Anjuru Chandra Sekhar (Advocate )     01 June 2012

You said, the boy's side people are goondas and they are threatening.  Being a male in the family, you may feel like playing a protective role and may not like to succumb to threats and domination by others, it hurts our self-respect (to be dominated like that infront of family members). We feel insulted and bad about ourselves that we are not in a position to give a retort to the people who are threatening us. How much that is weighing on your mind in feeling bad about your sister's love?

 

Live and let live if they are in love.

manish (cdsdfasd sdf)     01 June 2012

@pinto,

maybe your doubts are not right. mybe that insane guy would be the most sane guy ever.. marriages are like lottery - whats the guarantee that your sister will be happy if married to a man of your choice?

Sree (na)     02 June 2012

Dear Jon,

I whole heartily appreciate your efforts and care and precaustion for you sister's wellbeing. Any brother would be expected to do the same.

 

I suggest, you do not lose the hope, but please try to gather the proof like medical reciepts, school wtnesses and any other certificates, the documents supporting his mental illness.


Secondlyu, gather the witnesses and proof regarding their family  criminal backgroond.....

 

The best thing to do for now, immediately is to become friendly and postpone the marriage as soon as possible.

 

Once you postpone, you will have time take the further steps.....

 

I tell you, Law may support the marriage if both agree, but there are many things called knowledge, wrong informations, misrepresentation of personality, fraud with allicious intentions and many. Not that I am suggesting you to file case with these grounds, that is just the stupidity, but I am making it clear to you that food can be had in different angles if not straight through the hand..........

 

So,  with all due care, the best thing for now to do is please post pone the marriage and never give a lue as to your intentions to breaking it.......

 

next step will take after this, if this fails everthing is useless...........

 

I wish you all the best........

you may contact me on bssv.bssv@gmail.com

 

Regards,

BSSV

Sree (na)     02 June 2012

lets not the hypothetical, when it cmes to life and living.........

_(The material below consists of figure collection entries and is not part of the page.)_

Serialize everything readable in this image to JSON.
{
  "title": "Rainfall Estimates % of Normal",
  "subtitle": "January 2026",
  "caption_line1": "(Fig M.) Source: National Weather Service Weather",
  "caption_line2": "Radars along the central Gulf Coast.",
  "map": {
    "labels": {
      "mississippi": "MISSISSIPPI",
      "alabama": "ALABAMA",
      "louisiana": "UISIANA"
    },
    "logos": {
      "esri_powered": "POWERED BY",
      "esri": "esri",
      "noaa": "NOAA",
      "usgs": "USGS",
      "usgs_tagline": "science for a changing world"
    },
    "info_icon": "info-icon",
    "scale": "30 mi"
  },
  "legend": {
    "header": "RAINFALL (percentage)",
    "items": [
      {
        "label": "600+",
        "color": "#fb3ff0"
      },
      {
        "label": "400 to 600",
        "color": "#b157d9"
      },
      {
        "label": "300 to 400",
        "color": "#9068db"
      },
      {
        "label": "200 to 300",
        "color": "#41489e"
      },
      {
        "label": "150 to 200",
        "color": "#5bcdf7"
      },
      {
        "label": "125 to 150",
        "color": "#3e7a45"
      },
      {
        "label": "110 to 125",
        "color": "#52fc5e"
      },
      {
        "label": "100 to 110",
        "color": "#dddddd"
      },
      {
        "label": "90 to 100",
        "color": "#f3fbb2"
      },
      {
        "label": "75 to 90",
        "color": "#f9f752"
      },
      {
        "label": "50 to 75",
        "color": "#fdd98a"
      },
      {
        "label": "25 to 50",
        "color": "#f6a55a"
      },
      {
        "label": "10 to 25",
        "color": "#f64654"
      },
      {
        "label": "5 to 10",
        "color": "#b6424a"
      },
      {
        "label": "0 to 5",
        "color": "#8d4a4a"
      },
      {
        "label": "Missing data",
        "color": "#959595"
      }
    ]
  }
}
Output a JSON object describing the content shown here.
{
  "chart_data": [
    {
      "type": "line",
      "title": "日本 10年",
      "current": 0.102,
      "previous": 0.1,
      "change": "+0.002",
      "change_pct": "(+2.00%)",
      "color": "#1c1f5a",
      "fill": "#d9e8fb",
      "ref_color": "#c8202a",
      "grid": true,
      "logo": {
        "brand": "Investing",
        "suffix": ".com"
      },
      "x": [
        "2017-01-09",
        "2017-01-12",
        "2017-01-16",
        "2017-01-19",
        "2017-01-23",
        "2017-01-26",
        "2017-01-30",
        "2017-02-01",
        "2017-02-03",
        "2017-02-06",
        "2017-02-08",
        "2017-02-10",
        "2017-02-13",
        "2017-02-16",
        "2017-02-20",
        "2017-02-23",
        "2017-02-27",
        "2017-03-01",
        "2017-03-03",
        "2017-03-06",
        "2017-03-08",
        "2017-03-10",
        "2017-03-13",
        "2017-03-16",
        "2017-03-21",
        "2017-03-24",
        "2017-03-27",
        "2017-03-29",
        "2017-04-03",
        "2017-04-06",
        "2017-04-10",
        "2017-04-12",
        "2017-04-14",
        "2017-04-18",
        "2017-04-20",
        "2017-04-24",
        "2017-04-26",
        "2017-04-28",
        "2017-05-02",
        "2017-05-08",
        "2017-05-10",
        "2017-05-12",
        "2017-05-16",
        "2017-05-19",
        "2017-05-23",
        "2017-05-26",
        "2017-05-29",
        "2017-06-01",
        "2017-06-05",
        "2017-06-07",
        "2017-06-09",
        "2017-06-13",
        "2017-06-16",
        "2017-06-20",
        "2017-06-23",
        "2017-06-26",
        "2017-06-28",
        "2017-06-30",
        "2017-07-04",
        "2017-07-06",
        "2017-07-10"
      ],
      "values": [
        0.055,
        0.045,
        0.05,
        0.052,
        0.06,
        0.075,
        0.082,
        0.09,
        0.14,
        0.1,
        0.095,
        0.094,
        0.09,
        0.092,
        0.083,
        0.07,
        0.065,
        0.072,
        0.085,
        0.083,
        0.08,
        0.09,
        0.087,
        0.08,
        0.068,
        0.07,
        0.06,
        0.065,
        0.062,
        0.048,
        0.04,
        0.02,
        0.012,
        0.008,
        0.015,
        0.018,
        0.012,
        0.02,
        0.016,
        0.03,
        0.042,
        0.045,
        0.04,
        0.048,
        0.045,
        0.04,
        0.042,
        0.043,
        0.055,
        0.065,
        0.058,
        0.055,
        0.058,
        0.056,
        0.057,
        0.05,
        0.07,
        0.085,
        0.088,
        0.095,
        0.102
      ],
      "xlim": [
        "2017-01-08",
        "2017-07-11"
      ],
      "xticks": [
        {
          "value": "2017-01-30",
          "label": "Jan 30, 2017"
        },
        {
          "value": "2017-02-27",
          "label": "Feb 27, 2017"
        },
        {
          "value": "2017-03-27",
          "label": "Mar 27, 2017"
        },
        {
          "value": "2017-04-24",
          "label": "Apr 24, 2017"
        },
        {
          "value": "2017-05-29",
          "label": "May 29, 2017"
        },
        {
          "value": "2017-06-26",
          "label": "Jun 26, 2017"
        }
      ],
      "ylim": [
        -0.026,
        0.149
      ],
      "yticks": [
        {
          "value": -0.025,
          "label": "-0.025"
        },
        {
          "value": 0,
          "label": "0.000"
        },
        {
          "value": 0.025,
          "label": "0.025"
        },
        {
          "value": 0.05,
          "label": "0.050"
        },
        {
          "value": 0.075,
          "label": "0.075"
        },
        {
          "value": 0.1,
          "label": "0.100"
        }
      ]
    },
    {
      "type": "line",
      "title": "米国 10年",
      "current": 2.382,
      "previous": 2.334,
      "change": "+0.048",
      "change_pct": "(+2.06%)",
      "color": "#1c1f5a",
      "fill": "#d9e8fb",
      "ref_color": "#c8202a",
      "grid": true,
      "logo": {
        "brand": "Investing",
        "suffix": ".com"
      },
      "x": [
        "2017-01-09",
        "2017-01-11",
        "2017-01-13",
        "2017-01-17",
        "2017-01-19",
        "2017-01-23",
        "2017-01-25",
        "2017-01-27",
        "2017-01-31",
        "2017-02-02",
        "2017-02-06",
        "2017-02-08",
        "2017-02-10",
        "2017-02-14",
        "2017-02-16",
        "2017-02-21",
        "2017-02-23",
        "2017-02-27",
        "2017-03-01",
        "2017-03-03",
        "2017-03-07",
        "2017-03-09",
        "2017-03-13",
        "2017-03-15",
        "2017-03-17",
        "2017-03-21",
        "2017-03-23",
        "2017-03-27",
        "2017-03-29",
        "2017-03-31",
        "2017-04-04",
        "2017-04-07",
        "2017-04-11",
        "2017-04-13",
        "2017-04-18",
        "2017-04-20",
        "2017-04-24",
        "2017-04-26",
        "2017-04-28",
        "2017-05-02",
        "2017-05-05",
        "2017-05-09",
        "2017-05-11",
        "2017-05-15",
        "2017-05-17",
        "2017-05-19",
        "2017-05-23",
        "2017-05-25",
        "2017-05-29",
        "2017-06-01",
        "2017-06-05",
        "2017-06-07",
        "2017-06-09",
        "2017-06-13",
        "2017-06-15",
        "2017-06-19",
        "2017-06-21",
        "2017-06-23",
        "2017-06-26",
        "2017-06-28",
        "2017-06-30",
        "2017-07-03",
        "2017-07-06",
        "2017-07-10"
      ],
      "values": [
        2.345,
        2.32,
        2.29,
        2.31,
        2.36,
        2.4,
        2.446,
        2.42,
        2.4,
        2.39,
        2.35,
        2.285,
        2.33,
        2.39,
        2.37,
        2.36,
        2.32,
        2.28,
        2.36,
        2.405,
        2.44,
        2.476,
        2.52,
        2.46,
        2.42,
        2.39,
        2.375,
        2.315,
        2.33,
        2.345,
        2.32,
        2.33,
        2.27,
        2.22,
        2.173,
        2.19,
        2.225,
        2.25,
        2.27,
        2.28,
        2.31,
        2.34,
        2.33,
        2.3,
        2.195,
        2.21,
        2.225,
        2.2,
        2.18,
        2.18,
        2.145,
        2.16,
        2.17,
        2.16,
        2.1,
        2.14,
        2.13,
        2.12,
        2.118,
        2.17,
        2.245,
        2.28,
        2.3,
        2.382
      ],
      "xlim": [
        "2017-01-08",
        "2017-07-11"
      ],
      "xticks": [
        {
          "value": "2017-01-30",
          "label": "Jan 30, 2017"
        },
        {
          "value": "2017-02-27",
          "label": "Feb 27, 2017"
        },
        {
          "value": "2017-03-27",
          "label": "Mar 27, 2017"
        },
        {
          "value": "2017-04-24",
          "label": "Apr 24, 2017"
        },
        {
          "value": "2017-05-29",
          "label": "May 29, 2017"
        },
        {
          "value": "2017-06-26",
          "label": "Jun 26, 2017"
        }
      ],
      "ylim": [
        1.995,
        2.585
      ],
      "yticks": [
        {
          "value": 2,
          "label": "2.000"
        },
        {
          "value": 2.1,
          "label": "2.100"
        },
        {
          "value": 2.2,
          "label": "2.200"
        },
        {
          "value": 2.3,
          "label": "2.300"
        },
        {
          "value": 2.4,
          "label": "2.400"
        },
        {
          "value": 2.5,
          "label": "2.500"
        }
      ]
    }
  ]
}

Sudhir Kumar, Advocate (Advocate)     03 June 2012

Dear Sreee,

 I am sorry to disagree with your considered views although you appear to have as good sympathy for this man as I do have.

There is no point in putting this man to waste his energy and resources at this stage for gathering the evidence as you advised.  Even if he gathers evidence of his medical conditions and evidence of the criminal background of the family still this evidence is of no use as his sister inspite of these factors adamant to marry that boy only.

 

There is no provision in law that a mentally unsound person of a criminal background family (or for that matter criminal himself) cannot marry if the girls is willing to marry him inspite of this background.  Although discovery of mental illness after marriage is a ground of divorce but not in this case. 

 

I also do not think that he is at all in a s position to postpone it.  The reality is that his sister has to comeback to his doorsteps crying after being tortured and this will happen only if marriage is there.  So sooner it happens then brighter will be the chances of re-marriage.  He should therefore neither obstruct nor try to postpone.